A Adrián Castillo
...Y soñé...soñé... — La noche; arriba, el ojo sangriento de Orión, como un inmenso carbunclo, arrojando al infinito sus reflejos cárdenos, sus cintilaciones de púrpura. — En la llanura, extensa y silenciosa, montones de cuerpos, hondas bocazas abiertas, cadáveres destrozados, vueltos al cielo los rostros lívidos; y charcos de escarlata, lagos de sangre, rojos uniformes, aquí y allá, como gigantescas amapolas. En el fondo, el esqueleto de un viejo castillo, agrietado, cubierto de úlceras, proyectando su angulosa silueta en la planicie. — El parpadeo de una hoguera, el fogonazo de un fusil rezagado.
Y me acerqué sigilosamente. — De los huecos del torvo edificio, un reflejo de áscua, un rayo bermejo, como la pupila de un centauro, ponía una chispa de incendio en la masa de piedra.— Y en los fosos, cadáveres, siempre cadáveres, con las entrañas abiertas, las sardónicas testas cercenadas, en una mueca burlesca.
De lo alto de la ventana iluminada, pendiendiente una escala de seda, retorciéndose, como un reptil de fuego, a merced del aliento envenenado de las charcas.— Y me izé, me izé, trabajosamente, mientras allá, a flor de tierra, una luna enorme, semejante a una hostia de sangre, se carcajeaba, reía, con risa infernal, hasta sofocarse, con tosca alegría de beodo.
Me izé, me izé. Mis arterias latían, las sienes me golpeaban, aspiraba como niebla de hornaza. Hice un supremo esfuerzo y llegué al alféizar; la luz centellaba detrás de un viejo cortinaje de damasco. — Abajo, la luna se asomaba a las corrientes carmíneas, se bañaba en las ondas sanguinolentas, y el ojo de Orión aguzaba siempre, sobre mi cabeza, su saeta vibradora ds resplandores. — Aparté las cortinas y penetré en la estancia.
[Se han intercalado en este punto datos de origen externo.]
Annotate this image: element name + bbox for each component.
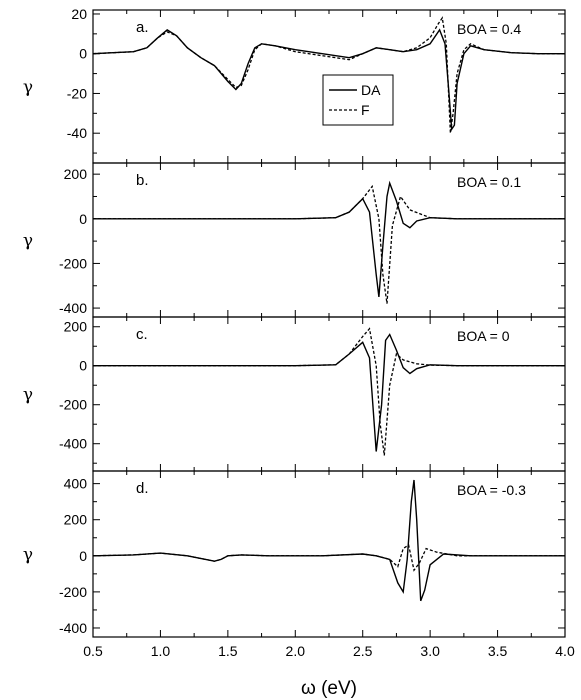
y-tick-label: 0 xyxy=(79,358,87,374)
series-f-line xyxy=(92,543,565,572)
x-tick-label: 2.5 xyxy=(353,643,373,659)
y-tick-label: 0 xyxy=(79,46,87,62)
legend-box xyxy=(322,74,394,126)
panel-label: c. xyxy=(136,326,148,343)
y-axis-label: γ xyxy=(23,78,33,98)
y-tick-label: -40 xyxy=(67,125,87,141)
panel-2: 200 0 -200 -400 γ b. BOA = 0.1 xyxy=(23,162,566,318)
series-f-line xyxy=(93,327,565,456)
legend-label-da: DA xyxy=(361,82,381,98)
y-tick-label: -400 xyxy=(59,436,87,452)
x-axis-label: ω (eV) xyxy=(301,678,357,699)
y-axis-label: γ xyxy=(23,545,33,565)
x-tick-label: 1.0 xyxy=(151,643,171,659)
y-tick-label: 0 xyxy=(79,548,87,564)
series-f-line xyxy=(92,16,565,134)
y-tick-label: 0 xyxy=(79,211,87,227)
boa-annotation: BOA = 0 xyxy=(457,328,510,344)
panel-4: 400 200 0 -200 -400 γ 0.5 1.0 1.5 2.0 2.5 3.0 3.5 4.0… xyxy=(23,470,575,659)
x-tick-label: 4.0 xyxy=(555,643,575,659)
y-tick-label: -200 xyxy=(59,397,87,413)
panel-label: b. xyxy=(136,172,149,189)
y-tick-label: -400 xyxy=(59,620,87,636)
panel-label: a. xyxy=(136,19,149,36)
boa-annotation: BOA = 0.4 xyxy=(457,21,521,37)
y-axis-label: γ xyxy=(23,385,33,405)
legend-label-f: F xyxy=(361,102,370,118)
y-tick-label: 200 xyxy=(64,512,88,528)
x-tick-label: 0.5 xyxy=(83,643,103,659)
y-tick-label: 200 xyxy=(64,319,88,335)
y-tick-label: 200 xyxy=(64,166,88,182)
panel-3: 200 0 -200 -400 γ c. BOA = 0 xyxy=(23,316,566,472)
panel-1: 20 0 -20 -40 γ a. BOA = 0.4 DA F xyxy=(23,6,566,164)
x-tick-label: 1.5 xyxy=(218,643,238,659)
boa-annotation: BOA = -0.3 xyxy=(457,482,526,498)
x-tick-label: 3.5 xyxy=(488,643,508,659)
x-tick-label: 3.0 xyxy=(420,643,440,659)
y-tick-label: -20 xyxy=(67,85,87,101)
panel-label: d. xyxy=(136,480,149,497)
y-tick-label: -200 xyxy=(59,255,87,271)
series-da-line xyxy=(93,333,565,452)
legend: DA F xyxy=(322,74,394,126)
x-tick-label: 2.0 xyxy=(286,643,306,659)
series-f-line xyxy=(93,184,565,304)
y-tick-label: 20 xyxy=(71,6,87,22)
boa-annotation: BOA = 0.1 xyxy=(457,174,521,190)
y-tick-label: 400 xyxy=(64,476,88,492)
y-axis-label: γ xyxy=(23,231,33,251)
series-da-line xyxy=(92,479,565,602)
series-da-line xyxy=(93,180,565,297)
y-tick-label: -400 xyxy=(59,300,87,316)
y-tick-label: -200 xyxy=(59,584,87,600)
Grandes tapicerías rojizas, un lecbo antiguo, y sobre el lecho, una mujer: oleadas de cabellos rubios, labios entreabiertos, ardorosos, en los que palpitaba el beso, mirada lasciva, en el seno una camelia, y el bello busto incitante envuelto en ondas de luz roja, esparcida de un globo que un sarcástico Mefisto elevaba entre bus garras. Y allí, en una mesilla cubierta de tafilete, ventrudas botellas a medio vaciar, copas en las que el licor se irizaba, hervía en burbujas cárdenas.
Me adelanté, y aquella mujer me tendió sus brazos, y su boca, fragua de amor, aspiró con deleite la llama de mis labios. Y en medio de aquella caricia devorante, que me sofocaba, el sardónico Mefisto lanzó al espacio su globo, que se rompió en átomos de luz, cayó en rocío de granates, como una lluvia de lágrimas de fuego, y el cielo se trocó en un lienzo de púrpura por el que las estrellas se deslizaban como luciérnaga de oro...
Al amanecer, me encontraron debajo de una mesa, envuelto en una capa de pétalos de rosas, deshojadas la noche del festín.